Orang-Orang Indian Goajiro Memberi Tanggapan yang Menyenangkan
DUDUK di keteduhan pohon raksasa dan berbusanakan jubah hitam yang panjang sampai ke tanah, wanita lanjut usia itu tampak benar-benar asing di mata kami. Ia juga berbicara dalam bahasa yang aneh di telinga kami. ”Datang lagi,” katanya dengan antusias. Sambil menunjuk 50 orang sesukunya yang duduk di sekitarnya, ia menambahkan, ”Kami semua ingin agar Anda datang lagi. Datanglah setiap minggu!”
Siapakah orang-orang ini? Mengapa mereka begitu ingin kami berkunjung kembali, meskipun mereka belum pernah bertemu dengan kami sebelumnya? Perkenankan kami bercerita tentang satu hari yang kami lalui di tengah-tengah orang Indian Goajiro yang mendiami Semenanjung La Guajira di timur laut Kolombia dan berdekatan dengan barat laut Venezuela.
Kesan Pertama
Berangkat dari Caracas ibukota Venezuela, perhentian kami yang pertama adalah Maracaibo. Begitu kami memasuki kota, kami melihat tiga wanita muda sedang berjalan di sepanjang jalan mengenakan jubah panjang berwarna-warni. Profil mereka berbeda dengan orang-orang Venezuela pada umumnya—bertulang pipi tinggi, berkulit coklat, berambut hitam lurus. Mengamati gaya berjalan mereka yang santai dan anggun, rasa ingin tahu kami tergugah saat sekilas memandang orang-orang Indian Goajiro untuk pertama kali.

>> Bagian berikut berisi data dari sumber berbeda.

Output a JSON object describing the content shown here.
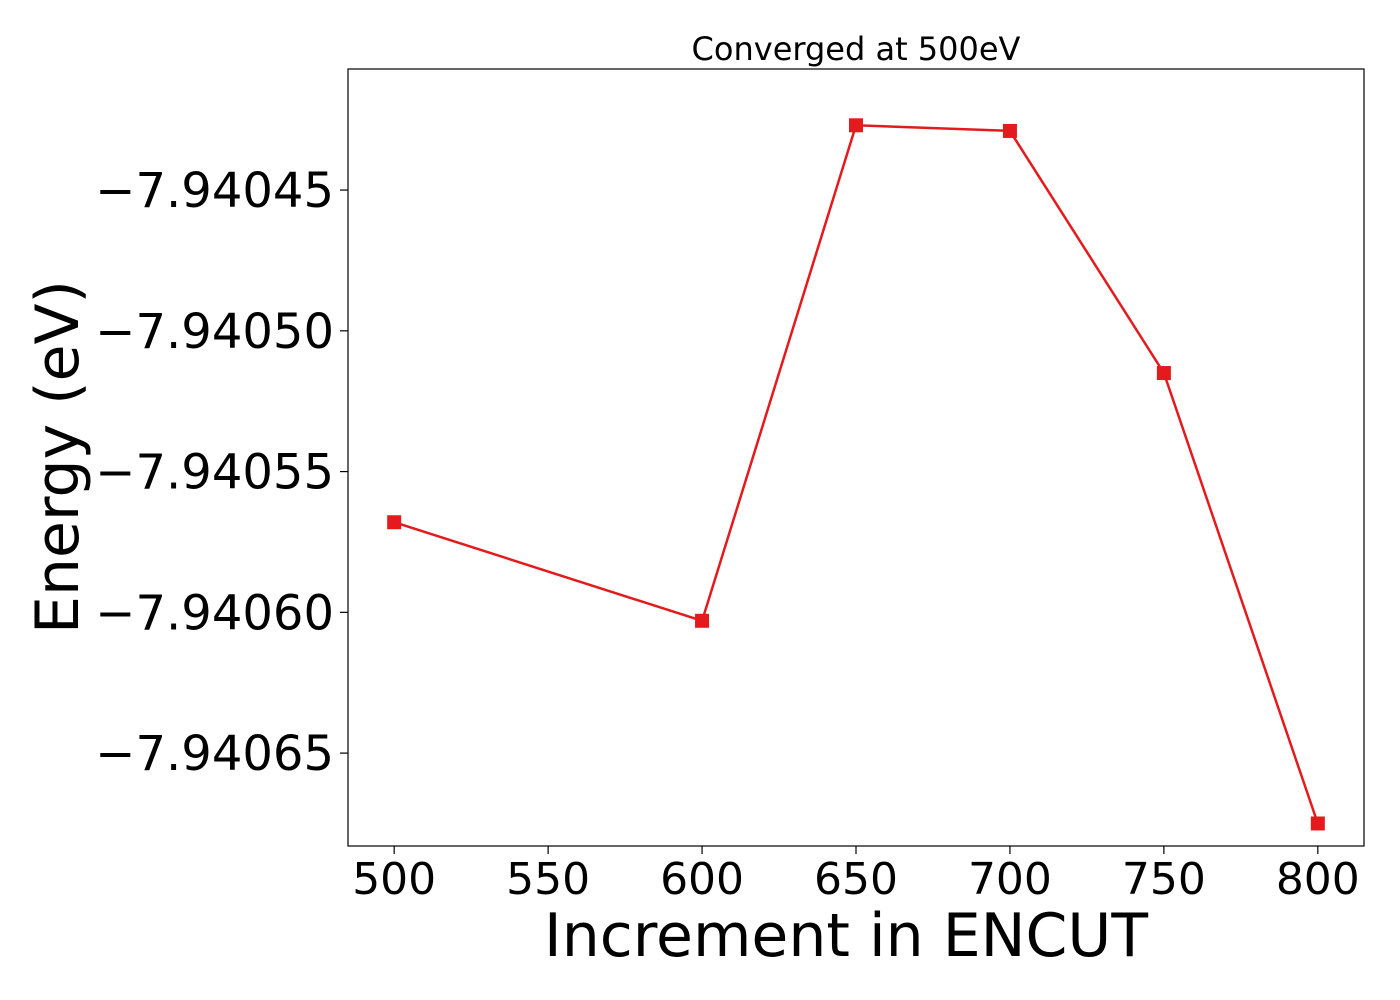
{
  "chart_data": {
    "type": "line",
    "title": "Converged at 500eV",
    "xlabel": "Increment in ENCUT",
    "ylabel": "Energy (eV)",
    "x": [
      500,
      600,
      650,
      700,
      750,
      800
    ],
    "series": [
      {
        "values": [
          -7.940568,
          -7.940603,
          -7.940427,
          -7.940429,
          -7.940515,
          -7.940675
        ],
        "color": "#e41a1c",
        "marker": "square"
      }
    ],
    "xlim": [
      485,
      815
    ],
    "ylim": [
      -7.940683,
      -7.940407
    ],
    "xticks": [
      500,
      550,
      600,
      650,
      700,
      750,
      800
    ],
    "xtick_labels": [
      "500",
      "550",
      "600",
      "650",
      "700",
      "750",
      "800"
    ],
    "yticks": [
      -7.94065,
      -7.9406,
      -7.94055,
      -7.9405,
      -7.94045
    ],
    "ytick_labels": [
      "−7.94065",
      "−7.94060",
      "−7.94055",
      "−7.94050",
      "−7.94045"
    ],
    "grid": false,
    "legend": "none"
  }
}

Hari perjalanan kami ke Semenanjung La Guajira diawali dengan fajar yang cerah dan tenang. Sebelum matahari pagi menjadi terlalu panas, semuanya kami sebanyak 50 orang menaiki bus dengan perasaan gembira karena ikut serta dalam kampanye istimewa di seluruh negeri untuk menjangkau daerah terpencil di sini di Venezuela dengan berita Alkitab. Kami bertolak menuju kota Paraguachón, berbatasan dengan Kolombia.

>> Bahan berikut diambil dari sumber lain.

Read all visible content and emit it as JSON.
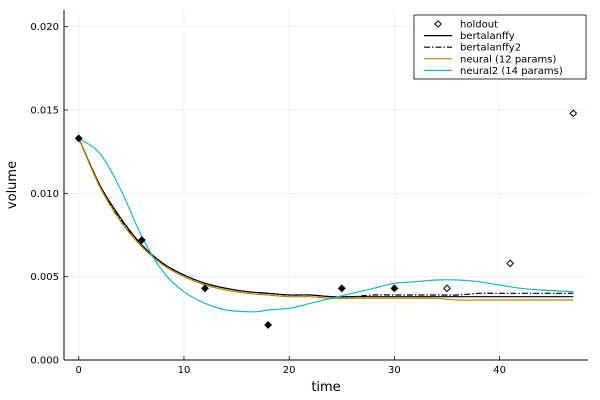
{
  "chart_data": {
    "type": "line",
    "xlabel": "time",
    "ylabel": "volume",
    "xlim": [
      -1.4,
      48.4
    ],
    "ylim": [
      0,
      0.021
    ],
    "xticks": [
      0,
      10,
      20,
      30,
      40
    ],
    "yticks": [
      0,
      0.005,
      0.01,
      0.015,
      0.02
    ],
    "xtick_labels": [
      "0",
      "10",
      "20",
      "30",
      "40"
    ],
    "ytick_labels": [
      "0.000",
      "0.005",
      "0.010",
      "0.015",
      "0.020"
    ],
    "grid": true,
    "legend_position": "top-right",
    "training_points": {
      "name": "",
      "marker": "filled-diamond",
      "x": [
        0,
        6,
        12,
        18,
        25,
        30
      ],
      "y": [
        0.0133,
        0.0072,
        0.0043,
        0.0021,
        0.0043,
        0.0043
      ]
    },
    "holdout_points": {
      "name": "holdout",
      "marker": "open-diamond",
      "x": [
        35,
        41,
        47
      ],
      "y": [
        0.0043,
        0.0058,
        0.0148
      ]
    },
    "series": [
      {
        "name": "bertalanffy",
        "color": "#000000",
        "style": "solid",
        "x": [
          0,
          2,
          4,
          6,
          8,
          10,
          12,
          14,
          16,
          18,
          20,
          22,
          24,
          26,
          28,
          30,
          32,
          34,
          36,
          38,
          40,
          42,
          44,
          47
        ],
        "y": [
          0.0133,
          0.0105,
          0.0085,
          0.0069,
          0.0058,
          0.0051,
          0.0046,
          0.0043,
          0.0041,
          0.004,
          0.0039,
          0.0039,
          0.0038,
          0.0038,
          0.0038,
          0.0038,
          0.0038,
          0.0038,
          0.0038,
          0.0038,
          0.0038,
          0.0038,
          0.0038,
          0.0038
        ]
      },
      {
        "name": "bertalanffy2",
        "color": "#000000",
        "style": "dashdot",
        "x": [
          0,
          2,
          4,
          6,
          8,
          10,
          12,
          14,
          16,
          18,
          20,
          22,
          24,
          26,
          28,
          30,
          32,
          34,
          36,
          38,
          40,
          42,
          44,
          47
        ],
        "y": [
          0.0133,
          0.0105,
          0.0084,
          0.0069,
          0.0058,
          0.0051,
          0.0046,
          0.0043,
          0.0041,
          0.004,
          0.0039,
          0.0039,
          0.0038,
          0.0038,
          0.0039,
          0.0039,
          0.0039,
          0.0039,
          0.0039,
          0.004,
          0.004,
          0.004,
          0.004,
          0.004
        ]
      },
      {
        "name": "neural (12 params)",
        "color": "#b8860b",
        "style": "solid",
        "x": [
          0,
          2,
          4,
          6,
          8,
          10,
          12,
          14,
          16,
          18,
          20,
          22,
          24,
          26,
          28,
          30,
          32,
          34,
          36,
          38,
          40,
          42,
          44,
          47
        ],
        "y": [
          0.0133,
          0.0104,
          0.0083,
          0.0068,
          0.0057,
          0.005,
          0.0045,
          0.0042,
          0.004,
          0.0039,
          0.0038,
          0.0038,
          0.0037,
          0.0037,
          0.0037,
          0.0037,
          0.0037,
          0.0037,
          0.0036,
          0.0036,
          0.0036,
          0.0036,
          0.0036,
          0.0036
        ]
      },
      {
        "name": "neural2 (14 params)",
        "color": "#1fb5c0",
        "style": "solid",
        "x": [
          0,
          2,
          4,
          6,
          8,
          10,
          12,
          14,
          16,
          17,
          18,
          20,
          22,
          24,
          26,
          28,
          30,
          32,
          34,
          36,
          38,
          40,
          42,
          44,
          47
        ],
        "y": [
          0.0133,
          0.0124,
          0.0102,
          0.0074,
          0.0053,
          0.0041,
          0.0034,
          0.003,
          0.0029,
          0.0029,
          0.003,
          0.0031,
          0.0034,
          0.0037,
          0.004,
          0.0043,
          0.0046,
          0.0047,
          0.0048,
          0.0048,
          0.0047,
          0.0045,
          0.0043,
          0.0042,
          0.0041
        ]
      }
    ]
  }
}
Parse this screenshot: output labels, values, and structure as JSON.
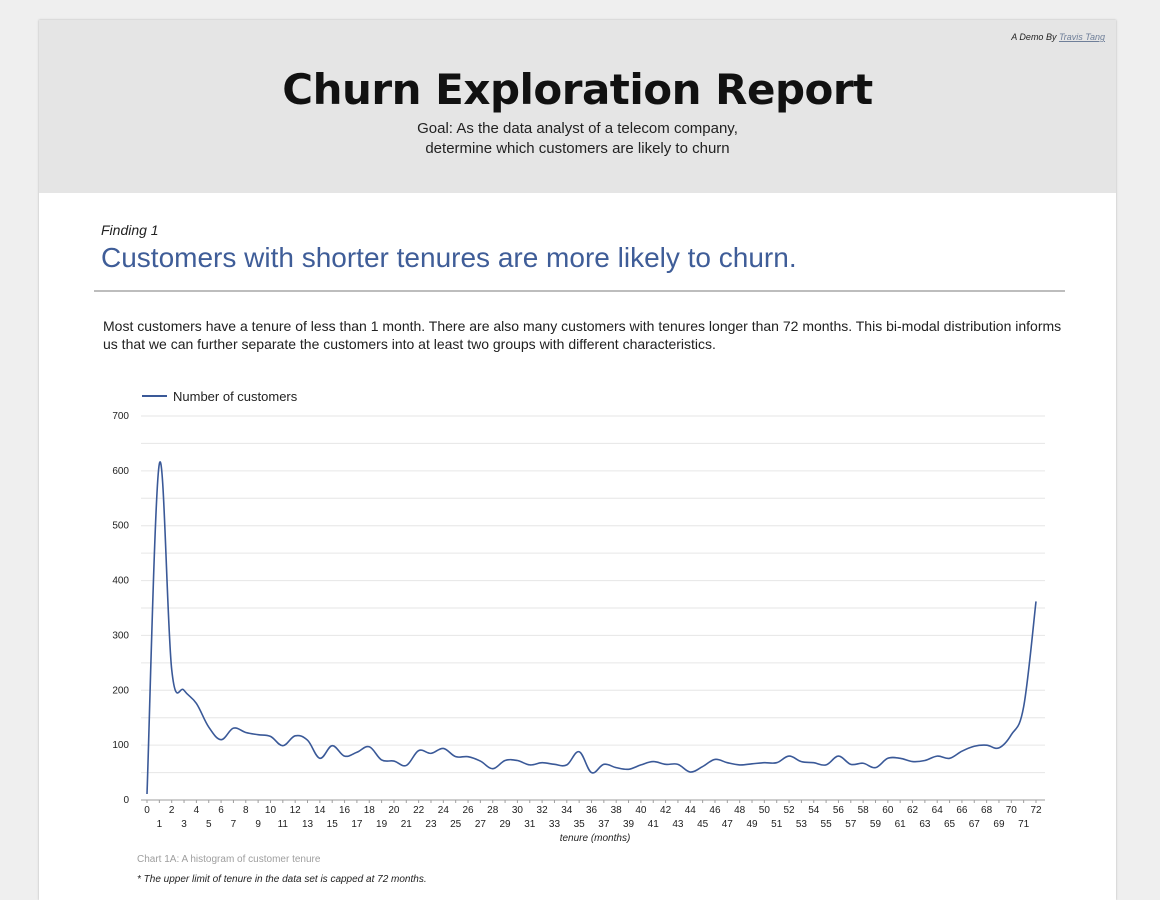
{
  "header": {
    "credit_prefix": "A Demo By",
    "credit_author": "Travis Tang",
    "title": "Churn Exploration Report",
    "goal_line1": "Goal: As the data analyst of a telecom company,",
    "goal_line2": "determine which customers are likely to churn"
  },
  "finding": {
    "label": "Finding 1",
    "title": "Customers with shorter tenures are more likely to churn.",
    "description": "Most customers have a tenure of less than 1 month. There are also many customers with tenures longer than 72 months. This bi-modal distribution informs us that we can further separate the customers into at least two groups with different characteristics."
  },
  "chart": {
    "caption": "Chart 1A: A histogram of customer tenure",
    "note": "* The upper limit of tenure in the data set is capped at 72 months."
  },
  "colors": {
    "line": "#3a5998",
    "title_accent": "#3f5d98"
  },
  "chart_data": {
    "type": "line",
    "xlabel": "tenure (months)",
    "ylabel": "",
    "legend": "top-left",
    "grid": true,
    "ylim": [
      0,
      700
    ],
    "yticks": [
      0,
      100,
      200,
      300,
      400,
      500,
      600,
      700
    ],
    "xlim": [
      0,
      72
    ],
    "series": [
      {
        "name": "Number of customers",
        "x": [
          0,
          1,
          2,
          3,
          4,
          5,
          6,
          7,
          8,
          9,
          10,
          11,
          12,
          13,
          14,
          15,
          16,
          17,
          18,
          19,
          20,
          21,
          22,
          23,
          24,
          25,
          26,
          27,
          28,
          29,
          30,
          31,
          32,
          33,
          34,
          35,
          36,
          37,
          38,
          39,
          40,
          41,
          42,
          43,
          44,
          45,
          46,
          47,
          48,
          49,
          50,
          51,
          52,
          53,
          54,
          55,
          56,
          57,
          58,
          59,
          60,
          61,
          62,
          63,
          64,
          65,
          66,
          67,
          68,
          69,
          70,
          71,
          72
        ],
        "values": [
          11,
          613,
          238,
          200,
          176,
          133,
          110,
          131,
          123,
          119,
          116,
          99,
          117,
          109,
          76,
          99,
          80,
          87,
          97,
          73,
          71,
          63,
          90,
          85,
          94,
          79,
          79,
          71,
          57,
          72,
          72,
          64,
          68,
          65,
          64,
          88,
          50,
          65,
          59,
          56,
          64,
          70,
          65,
          65,
          51,
          61,
          74,
          68,
          64,
          66,
          68,
          68,
          80,
          70,
          68,
          64,
          80,
          65,
          67,
          59,
          76,
          76,
          70,
          72,
          80,
          76,
          89,
          98,
          100,
          95,
          119,
          170,
          362
        ]
      }
    ]
  }
}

Begitu meninggalkan kota Maracaibo, kami melewati banyak kota kecil dan perkampungan, masing-masing dengan sebuah pasar dan kios-kios yang menjual sandal anyaman dan jubah panjang berwarna-warni yang disebut mantas. Setiap kampung memiliki sebuah alun-alun yang rapi dan sebuah gereja dengan warna-warna pastel (warna-warna muda dan agak pucat), memberi suatu sentuhan yang menyenangkan kepada pemandangan secara keseluruhan. Semua penduduknya memiliki corak-corak Indian. Meskipun mereka tampak sangat berbeda bagi kami, kami harus mengingatkan diri sendiri bahwa mereka adalah sebagian penduduk asli Venezuela.
Dari Rumah ke Rumah
Akhirnya kami tiba di tempat tujuan. Bus kami menepi di sebuah sisi jalan dan parkir di muka dinding yang rendah di keteduhan sebuah pohon yang rindang. Di balik tembok itu terdapat sekolah desa setempat—sedang tutup karena waktu itu hari Minggu.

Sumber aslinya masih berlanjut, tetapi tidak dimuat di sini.